The TASTE of Waiting: Just Like Bitter Herbs @ Work
I almost canceled the whole project...
We’d spent nearly two weeks inviting people to take part in a series of interviews. Emails, announcements, reminders, conversations after a meeting. Silence. Not a single “Yes.”
I opened my laptop, ready to rethink the entire strategy, when I finally noticed something I’d somehow missed: a message from two days earlier. Someone had already volunteered. The “no response” I’d been stressing over wasn’t actually true. The provision had come. I just hadn’t seen it.
Ever been there? Waiting, worrying, rewriting your whole life plan in your head, while God has already started answering behind the scenes?
The Taste of Waiting
Think of bitter herbs. Nobody eats them for the flavor. They’re sharp, strong, and uncomfortable on the tongue. But they help fight infection, support digestion, and build immunity. The bitterness is part of the healing.
The silence can feel like rejection. Or worse, abandonment. But what if that “bitter” space is actually where your faith is being strengthened, your trust immune system growing stronger?
“Consider it pure joy… whenever you face trials of many kinds, because you know that the testing of your faith produces perseverance” (James 1:2–3). Joy and trials in the same sentence sounds a bit like bitter herbs and healing in the same cup.

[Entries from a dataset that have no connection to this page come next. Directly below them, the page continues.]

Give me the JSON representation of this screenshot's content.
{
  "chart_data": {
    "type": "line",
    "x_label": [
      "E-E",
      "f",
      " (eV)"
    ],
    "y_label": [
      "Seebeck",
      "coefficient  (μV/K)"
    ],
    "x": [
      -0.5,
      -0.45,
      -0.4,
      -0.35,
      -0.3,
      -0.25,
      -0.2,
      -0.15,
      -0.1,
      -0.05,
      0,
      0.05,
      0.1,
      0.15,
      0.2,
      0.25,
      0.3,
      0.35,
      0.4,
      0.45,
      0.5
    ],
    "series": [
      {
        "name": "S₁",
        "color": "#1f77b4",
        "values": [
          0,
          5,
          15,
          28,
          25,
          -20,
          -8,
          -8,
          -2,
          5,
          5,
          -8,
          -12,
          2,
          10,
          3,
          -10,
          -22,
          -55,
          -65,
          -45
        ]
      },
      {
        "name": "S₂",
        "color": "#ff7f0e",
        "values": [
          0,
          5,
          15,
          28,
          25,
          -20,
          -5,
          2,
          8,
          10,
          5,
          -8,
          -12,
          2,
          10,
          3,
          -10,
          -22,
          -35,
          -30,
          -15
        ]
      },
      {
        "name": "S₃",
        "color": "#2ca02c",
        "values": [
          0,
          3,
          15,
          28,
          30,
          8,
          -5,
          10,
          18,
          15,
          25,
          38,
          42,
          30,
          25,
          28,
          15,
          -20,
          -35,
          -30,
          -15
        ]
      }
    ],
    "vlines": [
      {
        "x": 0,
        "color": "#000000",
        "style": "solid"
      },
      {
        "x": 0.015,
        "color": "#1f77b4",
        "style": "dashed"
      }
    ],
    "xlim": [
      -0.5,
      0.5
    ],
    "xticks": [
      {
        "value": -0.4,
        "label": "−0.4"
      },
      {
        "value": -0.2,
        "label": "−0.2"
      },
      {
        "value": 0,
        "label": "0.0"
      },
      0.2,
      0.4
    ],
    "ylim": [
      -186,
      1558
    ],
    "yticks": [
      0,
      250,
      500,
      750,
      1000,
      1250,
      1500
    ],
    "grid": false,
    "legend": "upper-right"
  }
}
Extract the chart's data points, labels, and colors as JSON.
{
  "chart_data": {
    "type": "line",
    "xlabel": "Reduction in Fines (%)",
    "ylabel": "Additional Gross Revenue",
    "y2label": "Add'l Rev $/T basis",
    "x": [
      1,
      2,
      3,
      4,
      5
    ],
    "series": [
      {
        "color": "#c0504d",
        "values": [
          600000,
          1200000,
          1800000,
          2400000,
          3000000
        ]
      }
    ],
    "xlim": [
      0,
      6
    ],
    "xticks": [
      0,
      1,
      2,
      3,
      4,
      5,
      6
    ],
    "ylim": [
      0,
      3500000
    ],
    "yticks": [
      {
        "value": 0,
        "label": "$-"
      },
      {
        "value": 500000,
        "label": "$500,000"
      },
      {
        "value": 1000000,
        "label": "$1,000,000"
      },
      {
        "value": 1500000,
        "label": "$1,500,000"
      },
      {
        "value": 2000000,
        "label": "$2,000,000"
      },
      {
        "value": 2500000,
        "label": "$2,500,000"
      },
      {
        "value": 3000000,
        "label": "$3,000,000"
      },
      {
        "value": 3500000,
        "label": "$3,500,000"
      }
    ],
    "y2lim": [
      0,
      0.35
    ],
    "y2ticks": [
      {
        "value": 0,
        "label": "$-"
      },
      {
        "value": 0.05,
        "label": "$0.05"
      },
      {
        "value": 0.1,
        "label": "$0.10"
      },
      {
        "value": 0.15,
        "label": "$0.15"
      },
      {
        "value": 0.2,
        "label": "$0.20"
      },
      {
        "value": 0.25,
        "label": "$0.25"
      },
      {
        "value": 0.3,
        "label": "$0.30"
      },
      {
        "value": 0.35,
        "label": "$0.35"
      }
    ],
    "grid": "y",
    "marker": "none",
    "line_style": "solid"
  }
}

When God Answers Before You Notice
In my little story, God had already moved. I just hadn’t paid attention. How many times has that been true for you?
A job door opened before you finished panicking about money
A friendship appeared while you were sure you’d be lonely forever
A small “yes” showed up when you’d already decided everything was a failure
“Wait for the Lord; be strong and take heart and wait for the Lord” (Psalm 27:14). Waiting is not passive. It’s active trust. It’s choosing to believe that God is working, even when the progress bar on your life looks stuck at 23%.
What If the Wait Is the Work?
Maybe the bitter part is not punishment, but preparation.
“Those who hope in the Lord will renew their strength” (Isaiah 40:31). Hope doesn’t grow in instant answers. It grows in the gap between “Amen” and “There it is.”
So ask yourself:
Where am I calling something “silence” that might actually be “not yet”?
What spiritual “infection” is God exposing in the wait: fear, control, impatience, unbelief?
If I believed God was already at work, how would that change the way I wait this week?
Bitter herbs don’t taste good, but they help clear out what doesn’t belong. In the same way, the waiting seasons can flush out our idols of control and comfort, making room for deeper trust.
God may have answered already. Or He may still be building something better than what you asked for. Either way, the wait isn’t wasted.
The question is: will you spit out the bitter herbs, or let God use them to heal you?